Stock exchange reports false market failure

HARARE - It has now been three weeks since the introduction of the

new mechanism of calculating the interbank forex rate. The rate has remained static at $99,201.58 meaning that on each of the days less than US$ 5milion was traded. Should this continue for longer it will have the effect of gradually overvaluing the local currency, leading to a widening gap between the parallel market rate and the interbank rate, which takes the country back to the days of the auction system.

The false market, which was deceiving investors into believing that stocks had tumbled and hit rock bottom and were on their way up once again, finally gave in after failing to sustain itself. The market looked as though it had begun to recover, but the technical graphs showed that it was giving a false signal.

By Tuesday it had began recording massive declines, with some speculators beginning to ask for whatever price was obtainable for their shares. This state of capitulation actually accelerated the downfall. The industrial index lost close to 8% by Thursday before recording a marginal recovery on Friday.

This could mark the beginning of an upward movement, though it is unlikely to be sustainable when the index reaches about 45 million points and this could lead to the market just becoming sideways for the second half of the week.

The bank rate was increased to 650% on Friday in response to inflation. The market also expects that the 180-day and 365-day Treasury bill rates will be increased this week. These developments could temporarily upset the upward momentum that was beginning to develop on Friday and lead to the market recording further losses in the first day of trading.

The week saw only 13 counters recording advances against 48 losses. Leading the gains in the week was Forestry counter BORDER, which put on an outstanding 550% from the last traded price of $2000 to close at $13000.

The stock had not recorded any trades in close to 30 days. The price of $13000 puts the company on a forward PE of 14 times. After retreating in the previous week NATFOODS recovered and put on 35% to close the week firmer at $65,000. According to our forecasts this put the company on forward PE of 9.

The stock has been trading at a relatively low PE ratio in recent months as the business model is threatened by the downstreaming by GMB and the impact this will have on the business going forward.

PIONEER published a cautionary announcement to the effect that the deal that had been referred to in the last 14 months’ cautionary statements had been concluded and were awaiting regulatory approval. This announcement together with the report on the possibility of the acquisition target being Unifreight spurred the share price up by 32% to $1710.

Milk and milk products processor DZL advanced 20% to $30,000. Agricultural implements manufacturer ZIMPLOW gained 14% to $4000 following a cautionary announcement to the effect that the negotiations that would result in the acquisition of an unlisted party were at an advanced stage and nearing completion.

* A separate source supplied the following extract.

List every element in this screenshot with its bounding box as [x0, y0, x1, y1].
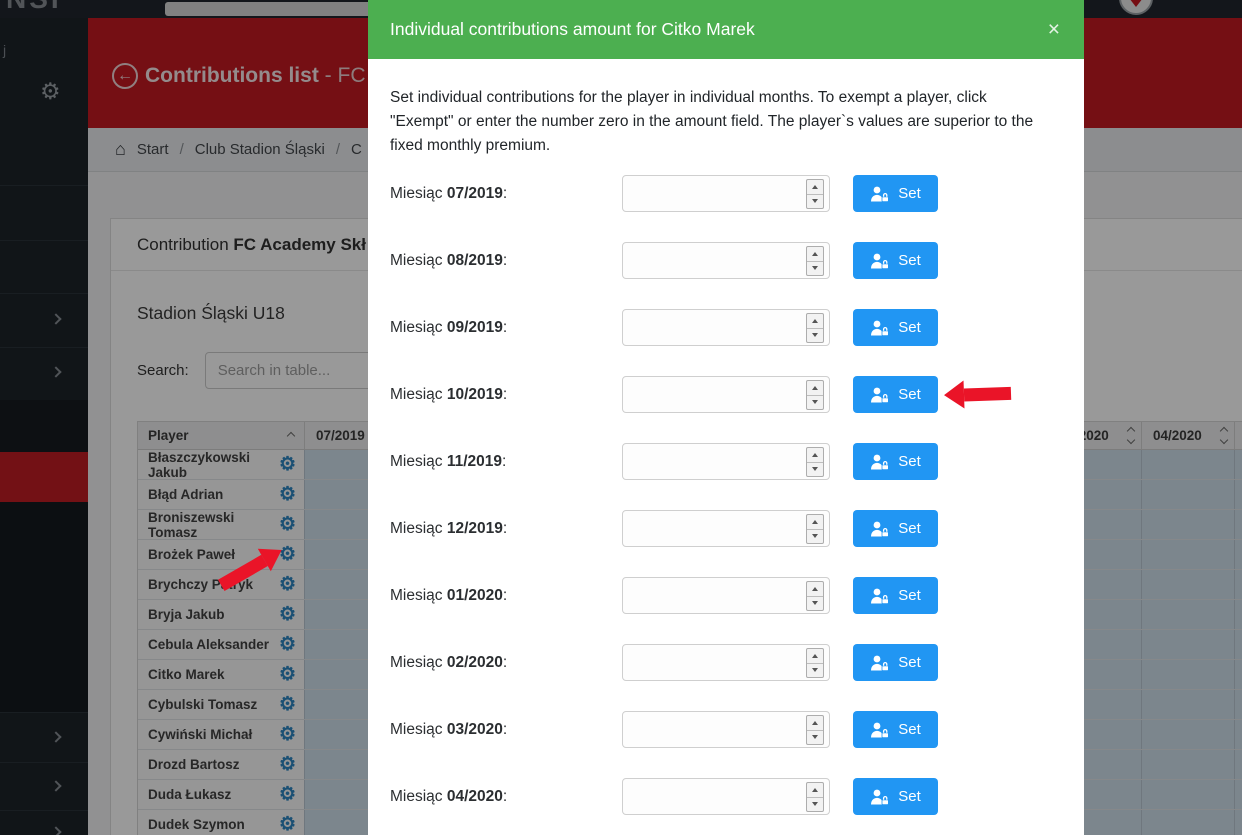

This was subsequently followed by a press report that the acquisition target was a company named City Bolts. According to the registrar of companies there is no company such as City bolts that is registered making the report inaccurate.

The report goes ahead to list some of Zimplow’s challenges as being linked to the unavailability of forex, which is incorrect as the company is actually a net exporter. Other counters that recorded gains were RIO TINTO, which closed at $650,000, FBCH put on 11% to $5550, HUNYANI and ZIMPAPERS each gained 8% to $14000 and $1510 respectively. COTTCO put on 10% to $17,000 following a cautionary statement on profits being expected to be significantly above the pervious year.

The top loss of the week was NTS, which plunged 45% to $6000 putting it on a forward PE of 15 times. The fall in share prices has uncovered some value in the stock market. Amongst our top BUYS are BINDURA, BARCLAYS, TRUWORTHS, ART, FINHOLD and ASTRA.